Solutions to population genetics exercises
There may be some formatting problems (superscripts and subcripts) due to translation to html. A fully proper hard copy will be handed out in class.1. Rh blood types in humans are determined by a single locus, in which the Rh+ allele is completely dominant. In a study of 400 humans in the Basque region, 230 were found to have Rh+ blood; the remainder were Rh-. What are the frequencies of the + and – alleles in the population? What do you expect the proportions of the 3 genotypes to be under Hardy-Weinberg equilibrium? If the population were genetically tested using restriction fragment length polymorphisms and the frequency of heterozygotes were found to be lower than anticipated, what might be the reason(s)?
Let q be the frequency of the Rh- allele. All Rh- phenotypes are homozygous, so q2 = 170/400 = 0.425. Taking the square-root, q=0.652. The frequency of the Rh+ allele is p = 1-q = .348. Note that the less frequent allele has the more frequent phenotype due to dominance.
At Hardy-Weinberg equilibrium, the genotypes should be present in proportions p2, 2pq, and q2. Thus we expect
fr (++) = (0.348)2 = 0.121
fr (+-) = 2(0.348)(0.652) = 0.454, and
fr (--) = 0.425, as already calculated..
If the genotypes differ significantly from these expected frequencies, one or more of the assumptions of the Hardy-Weinberg theorem have been violated, including the following.
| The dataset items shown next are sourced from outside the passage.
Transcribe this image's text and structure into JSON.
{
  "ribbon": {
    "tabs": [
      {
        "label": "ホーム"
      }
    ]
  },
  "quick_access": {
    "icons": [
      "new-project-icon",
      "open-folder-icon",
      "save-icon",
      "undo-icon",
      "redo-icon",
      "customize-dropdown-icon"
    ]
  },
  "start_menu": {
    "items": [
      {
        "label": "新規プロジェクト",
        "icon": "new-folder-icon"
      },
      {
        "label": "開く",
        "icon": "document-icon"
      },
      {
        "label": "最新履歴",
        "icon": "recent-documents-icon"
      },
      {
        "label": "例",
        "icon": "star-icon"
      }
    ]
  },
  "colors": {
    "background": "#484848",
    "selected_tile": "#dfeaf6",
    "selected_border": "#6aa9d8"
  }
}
Selection may be acting to reduce the frequency of one or more genotypes; inbreeding or assortative mating may be reducing the frequency of heterozygotes; drift may be reducing the frequency of heterozygotes and increasing the frequency of one of the homozygotes; or immigration from another population may be contributing genotypes in numbers that skew the expected frequency.
2. In the fly Drosophila mauritania, a transposable element called mariner exists at a several loci in the genome. Each copy is deleted from the genome with a frequency of 1 percent per generation. In a population in which mariner is fixed at a specific locus, how many generations will it take until the frequency of individuals that are homozygous for the deletion is 5 percent? Hint: this question involves both Hardy-Weinberg and one-way mutation calculations.
Let p be the frequency of the presence of the intron and q be the frequency of its absence. Let u be the mutation rate, and u=0.01. We know that under one-way mutation,
pt = p0e-ut.
In this case, p0 = 1.00. We want to know t when p2 = 0.05, which occurs when p = 0.223. Plugging into the equation above,
0.223 = (1.00) e-(.01)t
Taking logarithms of both sizes,
-1.50 = - 0.01t, and
t = 150 generations.
3. Consider a locus with two alleles, A and a. If the mutation rate from A to a is 0.86 * 10-3 mutations per generation and the mutation rate from a to A is 0.47 * 10-3, what is the expected equilibrium frequency of a?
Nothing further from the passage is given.